I'd announce myself globally, punk out a wide array of fanatics, terrorists, and tyrants in ways that would evoke as much laughter as they would righteous fist pumps, and then I'd set to work helping humanity in more subtle ways. Y'know, help them crack various secrets of the universe, how the human body works, how to make some really bitching cool artificial intelligence, that sort of thing. I'd go to all sorts of geeky shit, conventions and what not, because if God was giving it the thumbs up, hey, kinda out of vogue to NOT be into it at that stage. I'd make a bitching awesome headquarters somewhere, like maybe Egypt or Texas, that would look like the fever dream acid trip creation of H.P. Lovecraft and Tolkien combined. And once a year I'd bring back legends of humanity's past, from historical leaders to kick-ass musicians, for a week long history festival that would culminate with unfairly awesome concerts.
Then, one day, once I've more or less confirmed myself as one of the coolest deities outside of fiction, I'd call a press conference- because, yeah, could make myself manifest to everyone simultaneously, but that's so rude and invasive -and point up to the stars.

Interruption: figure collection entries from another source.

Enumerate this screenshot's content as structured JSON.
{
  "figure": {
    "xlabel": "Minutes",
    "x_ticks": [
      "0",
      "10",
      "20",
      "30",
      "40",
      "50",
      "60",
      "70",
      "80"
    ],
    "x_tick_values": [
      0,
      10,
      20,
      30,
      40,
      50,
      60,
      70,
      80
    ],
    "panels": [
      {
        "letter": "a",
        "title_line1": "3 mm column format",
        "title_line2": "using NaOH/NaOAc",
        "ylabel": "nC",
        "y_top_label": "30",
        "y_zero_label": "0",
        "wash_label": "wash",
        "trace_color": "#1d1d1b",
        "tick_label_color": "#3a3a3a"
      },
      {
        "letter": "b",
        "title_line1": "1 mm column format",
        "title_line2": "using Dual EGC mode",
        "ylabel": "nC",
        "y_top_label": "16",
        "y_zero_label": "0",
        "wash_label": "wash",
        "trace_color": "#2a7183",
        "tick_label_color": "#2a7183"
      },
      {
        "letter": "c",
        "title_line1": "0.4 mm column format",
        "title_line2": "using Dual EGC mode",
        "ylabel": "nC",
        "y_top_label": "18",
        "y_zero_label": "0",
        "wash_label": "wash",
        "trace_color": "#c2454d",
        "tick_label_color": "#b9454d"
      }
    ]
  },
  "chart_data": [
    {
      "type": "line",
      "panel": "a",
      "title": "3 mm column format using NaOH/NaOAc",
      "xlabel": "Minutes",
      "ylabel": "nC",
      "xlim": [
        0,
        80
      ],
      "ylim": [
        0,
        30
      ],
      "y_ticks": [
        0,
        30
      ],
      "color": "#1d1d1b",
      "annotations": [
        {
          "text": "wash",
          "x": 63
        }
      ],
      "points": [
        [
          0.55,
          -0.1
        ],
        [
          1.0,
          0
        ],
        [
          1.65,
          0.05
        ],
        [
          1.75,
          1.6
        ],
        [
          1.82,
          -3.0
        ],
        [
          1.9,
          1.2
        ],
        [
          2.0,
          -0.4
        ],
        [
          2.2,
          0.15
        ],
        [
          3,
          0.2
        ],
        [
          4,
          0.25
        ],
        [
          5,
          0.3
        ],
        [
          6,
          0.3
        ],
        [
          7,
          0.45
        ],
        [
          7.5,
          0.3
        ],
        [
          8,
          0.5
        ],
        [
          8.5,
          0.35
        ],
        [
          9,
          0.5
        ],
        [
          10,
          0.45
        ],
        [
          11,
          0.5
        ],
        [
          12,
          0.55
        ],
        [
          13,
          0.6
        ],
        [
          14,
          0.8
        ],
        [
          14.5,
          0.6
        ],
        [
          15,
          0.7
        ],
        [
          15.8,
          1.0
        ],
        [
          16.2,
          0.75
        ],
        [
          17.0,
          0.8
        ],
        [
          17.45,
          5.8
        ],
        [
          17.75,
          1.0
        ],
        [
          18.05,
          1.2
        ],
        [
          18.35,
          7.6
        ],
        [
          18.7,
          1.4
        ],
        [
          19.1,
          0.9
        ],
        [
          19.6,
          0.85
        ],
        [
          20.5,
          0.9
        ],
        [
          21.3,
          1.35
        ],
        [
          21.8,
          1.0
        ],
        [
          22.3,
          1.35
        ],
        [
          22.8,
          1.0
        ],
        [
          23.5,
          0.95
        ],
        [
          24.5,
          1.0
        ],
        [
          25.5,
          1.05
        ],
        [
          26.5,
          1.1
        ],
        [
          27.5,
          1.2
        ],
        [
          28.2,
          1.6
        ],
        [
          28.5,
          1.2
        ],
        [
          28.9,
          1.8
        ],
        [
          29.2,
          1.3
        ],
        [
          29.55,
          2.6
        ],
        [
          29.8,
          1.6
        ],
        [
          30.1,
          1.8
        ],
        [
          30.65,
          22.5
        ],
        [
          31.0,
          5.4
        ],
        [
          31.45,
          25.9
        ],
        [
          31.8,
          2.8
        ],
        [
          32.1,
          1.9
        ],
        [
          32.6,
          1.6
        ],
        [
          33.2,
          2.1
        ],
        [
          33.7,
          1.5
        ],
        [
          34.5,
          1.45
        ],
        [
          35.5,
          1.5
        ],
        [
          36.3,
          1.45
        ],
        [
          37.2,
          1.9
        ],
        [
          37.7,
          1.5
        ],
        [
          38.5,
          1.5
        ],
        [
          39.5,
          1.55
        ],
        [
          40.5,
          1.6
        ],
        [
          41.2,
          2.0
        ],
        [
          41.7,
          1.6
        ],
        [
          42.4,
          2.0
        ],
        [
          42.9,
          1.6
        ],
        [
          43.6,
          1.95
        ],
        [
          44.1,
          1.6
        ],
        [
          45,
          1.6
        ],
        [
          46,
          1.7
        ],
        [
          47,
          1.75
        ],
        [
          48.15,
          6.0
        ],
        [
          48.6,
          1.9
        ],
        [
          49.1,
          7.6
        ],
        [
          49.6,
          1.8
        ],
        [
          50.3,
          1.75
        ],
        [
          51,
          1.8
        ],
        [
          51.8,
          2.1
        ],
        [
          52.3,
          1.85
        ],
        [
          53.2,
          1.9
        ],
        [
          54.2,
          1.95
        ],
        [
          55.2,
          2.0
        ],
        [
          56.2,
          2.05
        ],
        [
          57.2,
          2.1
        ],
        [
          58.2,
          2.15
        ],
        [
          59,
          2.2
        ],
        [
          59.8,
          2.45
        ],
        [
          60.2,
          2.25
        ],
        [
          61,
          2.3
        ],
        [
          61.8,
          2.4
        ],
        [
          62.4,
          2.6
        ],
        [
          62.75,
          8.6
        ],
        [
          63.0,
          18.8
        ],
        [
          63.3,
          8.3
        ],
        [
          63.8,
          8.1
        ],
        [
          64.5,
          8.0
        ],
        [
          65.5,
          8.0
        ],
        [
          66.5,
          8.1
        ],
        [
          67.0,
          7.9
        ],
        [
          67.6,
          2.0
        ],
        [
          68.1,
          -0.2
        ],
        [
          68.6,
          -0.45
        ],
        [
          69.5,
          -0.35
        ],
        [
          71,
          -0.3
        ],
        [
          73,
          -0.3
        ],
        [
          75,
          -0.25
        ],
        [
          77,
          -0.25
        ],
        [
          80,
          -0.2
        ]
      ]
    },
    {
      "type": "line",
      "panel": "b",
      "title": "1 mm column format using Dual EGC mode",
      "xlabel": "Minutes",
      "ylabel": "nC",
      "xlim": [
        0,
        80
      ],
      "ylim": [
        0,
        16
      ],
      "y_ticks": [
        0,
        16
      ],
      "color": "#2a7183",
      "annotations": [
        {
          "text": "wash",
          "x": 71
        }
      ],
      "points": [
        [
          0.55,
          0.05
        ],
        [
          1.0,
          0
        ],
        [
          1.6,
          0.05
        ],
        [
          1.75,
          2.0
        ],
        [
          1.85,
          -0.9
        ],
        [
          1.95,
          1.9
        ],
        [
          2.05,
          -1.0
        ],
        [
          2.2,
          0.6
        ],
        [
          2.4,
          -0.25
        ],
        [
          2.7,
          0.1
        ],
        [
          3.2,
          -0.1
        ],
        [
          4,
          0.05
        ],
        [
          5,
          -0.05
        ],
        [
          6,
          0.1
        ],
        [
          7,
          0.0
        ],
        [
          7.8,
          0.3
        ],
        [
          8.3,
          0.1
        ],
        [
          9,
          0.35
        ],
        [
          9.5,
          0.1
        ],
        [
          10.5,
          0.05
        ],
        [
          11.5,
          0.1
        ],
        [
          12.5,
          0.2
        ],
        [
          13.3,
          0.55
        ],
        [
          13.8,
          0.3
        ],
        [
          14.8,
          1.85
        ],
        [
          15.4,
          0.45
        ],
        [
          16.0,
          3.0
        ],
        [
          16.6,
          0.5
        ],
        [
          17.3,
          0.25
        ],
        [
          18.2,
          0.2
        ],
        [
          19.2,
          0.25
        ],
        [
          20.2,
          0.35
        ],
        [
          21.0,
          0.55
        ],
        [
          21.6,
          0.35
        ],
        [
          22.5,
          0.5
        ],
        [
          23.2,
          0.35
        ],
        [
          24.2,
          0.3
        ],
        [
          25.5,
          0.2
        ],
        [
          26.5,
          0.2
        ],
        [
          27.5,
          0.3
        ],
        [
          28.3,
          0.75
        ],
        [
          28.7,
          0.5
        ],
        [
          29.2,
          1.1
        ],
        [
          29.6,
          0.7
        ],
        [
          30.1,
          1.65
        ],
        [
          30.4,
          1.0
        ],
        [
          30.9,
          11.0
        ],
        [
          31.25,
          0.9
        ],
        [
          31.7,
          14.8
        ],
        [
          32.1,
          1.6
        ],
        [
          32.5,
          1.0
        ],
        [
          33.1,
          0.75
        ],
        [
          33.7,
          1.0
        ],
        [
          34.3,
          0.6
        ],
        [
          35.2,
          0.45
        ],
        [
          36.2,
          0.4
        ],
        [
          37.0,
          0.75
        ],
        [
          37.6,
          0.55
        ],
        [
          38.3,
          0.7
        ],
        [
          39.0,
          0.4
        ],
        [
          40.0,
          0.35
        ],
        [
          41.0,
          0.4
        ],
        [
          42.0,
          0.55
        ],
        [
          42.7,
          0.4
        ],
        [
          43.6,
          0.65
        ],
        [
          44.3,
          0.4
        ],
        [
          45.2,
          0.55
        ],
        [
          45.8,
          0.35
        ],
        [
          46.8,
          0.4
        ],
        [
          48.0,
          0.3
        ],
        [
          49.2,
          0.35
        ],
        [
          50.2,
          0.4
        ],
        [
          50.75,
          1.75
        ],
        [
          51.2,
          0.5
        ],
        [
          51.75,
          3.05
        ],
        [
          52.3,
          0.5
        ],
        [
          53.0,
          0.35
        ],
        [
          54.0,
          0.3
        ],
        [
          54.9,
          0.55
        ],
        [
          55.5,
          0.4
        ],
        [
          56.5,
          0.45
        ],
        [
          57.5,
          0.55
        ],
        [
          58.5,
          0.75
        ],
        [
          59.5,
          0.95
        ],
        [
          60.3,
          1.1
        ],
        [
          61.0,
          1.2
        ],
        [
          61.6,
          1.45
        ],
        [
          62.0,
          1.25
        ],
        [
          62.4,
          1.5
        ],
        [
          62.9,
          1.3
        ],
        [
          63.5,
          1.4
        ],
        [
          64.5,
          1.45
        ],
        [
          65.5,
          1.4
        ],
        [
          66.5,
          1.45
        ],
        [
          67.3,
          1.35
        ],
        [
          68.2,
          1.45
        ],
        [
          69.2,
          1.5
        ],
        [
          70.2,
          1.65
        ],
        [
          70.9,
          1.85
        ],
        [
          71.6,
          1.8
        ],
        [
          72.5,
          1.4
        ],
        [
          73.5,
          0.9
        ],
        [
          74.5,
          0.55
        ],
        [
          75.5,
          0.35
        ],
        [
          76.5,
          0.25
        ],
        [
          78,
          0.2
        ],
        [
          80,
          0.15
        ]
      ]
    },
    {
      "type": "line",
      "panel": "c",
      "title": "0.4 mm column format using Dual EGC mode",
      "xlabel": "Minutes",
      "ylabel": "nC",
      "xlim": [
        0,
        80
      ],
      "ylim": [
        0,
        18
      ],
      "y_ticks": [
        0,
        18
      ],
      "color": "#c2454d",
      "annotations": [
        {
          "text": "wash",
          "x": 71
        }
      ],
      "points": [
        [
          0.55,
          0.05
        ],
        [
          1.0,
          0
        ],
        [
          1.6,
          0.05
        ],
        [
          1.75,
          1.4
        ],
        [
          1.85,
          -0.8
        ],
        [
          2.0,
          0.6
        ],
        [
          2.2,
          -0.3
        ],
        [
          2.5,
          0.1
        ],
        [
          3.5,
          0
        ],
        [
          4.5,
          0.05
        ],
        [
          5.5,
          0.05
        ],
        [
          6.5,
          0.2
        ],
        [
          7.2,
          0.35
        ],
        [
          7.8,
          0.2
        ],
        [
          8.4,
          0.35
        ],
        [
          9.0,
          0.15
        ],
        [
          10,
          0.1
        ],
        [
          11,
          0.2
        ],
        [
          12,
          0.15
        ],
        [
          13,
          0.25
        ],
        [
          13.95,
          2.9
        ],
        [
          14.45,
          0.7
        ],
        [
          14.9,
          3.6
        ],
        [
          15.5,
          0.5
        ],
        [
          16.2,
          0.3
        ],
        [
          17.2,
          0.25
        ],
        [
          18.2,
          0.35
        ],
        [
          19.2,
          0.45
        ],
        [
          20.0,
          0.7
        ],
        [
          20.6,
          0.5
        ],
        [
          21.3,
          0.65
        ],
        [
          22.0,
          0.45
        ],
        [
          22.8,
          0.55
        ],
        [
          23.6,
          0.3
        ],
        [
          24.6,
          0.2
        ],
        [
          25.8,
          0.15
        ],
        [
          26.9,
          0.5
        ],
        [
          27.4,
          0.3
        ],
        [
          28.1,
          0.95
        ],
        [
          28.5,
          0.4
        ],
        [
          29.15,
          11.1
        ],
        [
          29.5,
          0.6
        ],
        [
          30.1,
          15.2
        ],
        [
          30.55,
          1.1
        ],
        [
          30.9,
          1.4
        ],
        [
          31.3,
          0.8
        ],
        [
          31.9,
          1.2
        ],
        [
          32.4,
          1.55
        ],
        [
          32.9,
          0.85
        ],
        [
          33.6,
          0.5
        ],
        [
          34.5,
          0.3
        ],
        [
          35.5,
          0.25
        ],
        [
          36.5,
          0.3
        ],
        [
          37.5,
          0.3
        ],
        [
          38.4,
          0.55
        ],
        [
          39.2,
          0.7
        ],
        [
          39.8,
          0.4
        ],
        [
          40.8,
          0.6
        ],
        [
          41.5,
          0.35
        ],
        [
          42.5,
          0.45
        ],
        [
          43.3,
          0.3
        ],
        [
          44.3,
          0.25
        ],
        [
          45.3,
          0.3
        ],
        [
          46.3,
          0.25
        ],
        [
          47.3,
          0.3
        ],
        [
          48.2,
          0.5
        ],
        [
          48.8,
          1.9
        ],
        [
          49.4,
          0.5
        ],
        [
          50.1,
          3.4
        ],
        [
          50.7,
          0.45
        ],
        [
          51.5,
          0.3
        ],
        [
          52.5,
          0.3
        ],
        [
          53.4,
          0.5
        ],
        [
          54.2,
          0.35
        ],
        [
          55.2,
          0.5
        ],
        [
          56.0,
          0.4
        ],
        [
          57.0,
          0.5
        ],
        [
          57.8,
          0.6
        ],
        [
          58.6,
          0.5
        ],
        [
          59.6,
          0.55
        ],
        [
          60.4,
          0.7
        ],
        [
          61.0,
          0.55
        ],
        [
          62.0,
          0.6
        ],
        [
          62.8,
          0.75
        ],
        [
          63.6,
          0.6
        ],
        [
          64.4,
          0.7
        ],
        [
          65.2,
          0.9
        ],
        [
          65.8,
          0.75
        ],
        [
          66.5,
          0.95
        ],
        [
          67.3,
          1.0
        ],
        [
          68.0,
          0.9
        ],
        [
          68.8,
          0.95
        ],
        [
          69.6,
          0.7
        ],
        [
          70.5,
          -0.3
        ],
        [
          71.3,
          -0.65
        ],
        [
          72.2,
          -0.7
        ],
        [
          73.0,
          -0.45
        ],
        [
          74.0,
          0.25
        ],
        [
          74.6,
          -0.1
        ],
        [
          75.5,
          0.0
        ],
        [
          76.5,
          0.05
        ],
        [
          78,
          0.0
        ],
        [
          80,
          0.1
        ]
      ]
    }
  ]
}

"Humanity's destiny is out there. Time to start finding it, folks."
And just because I can... I'd have Lucas design humanity's first capital starship. And then just jury-rig reality to make it work. Though if he mentions Ewoks or Gungans, I'mma have to divine slap him.
Oh, and once a decade, I'd just make it rain Pop Rocks on a major metropolitan city. I would never explain this action nor even directly admit I was doing it.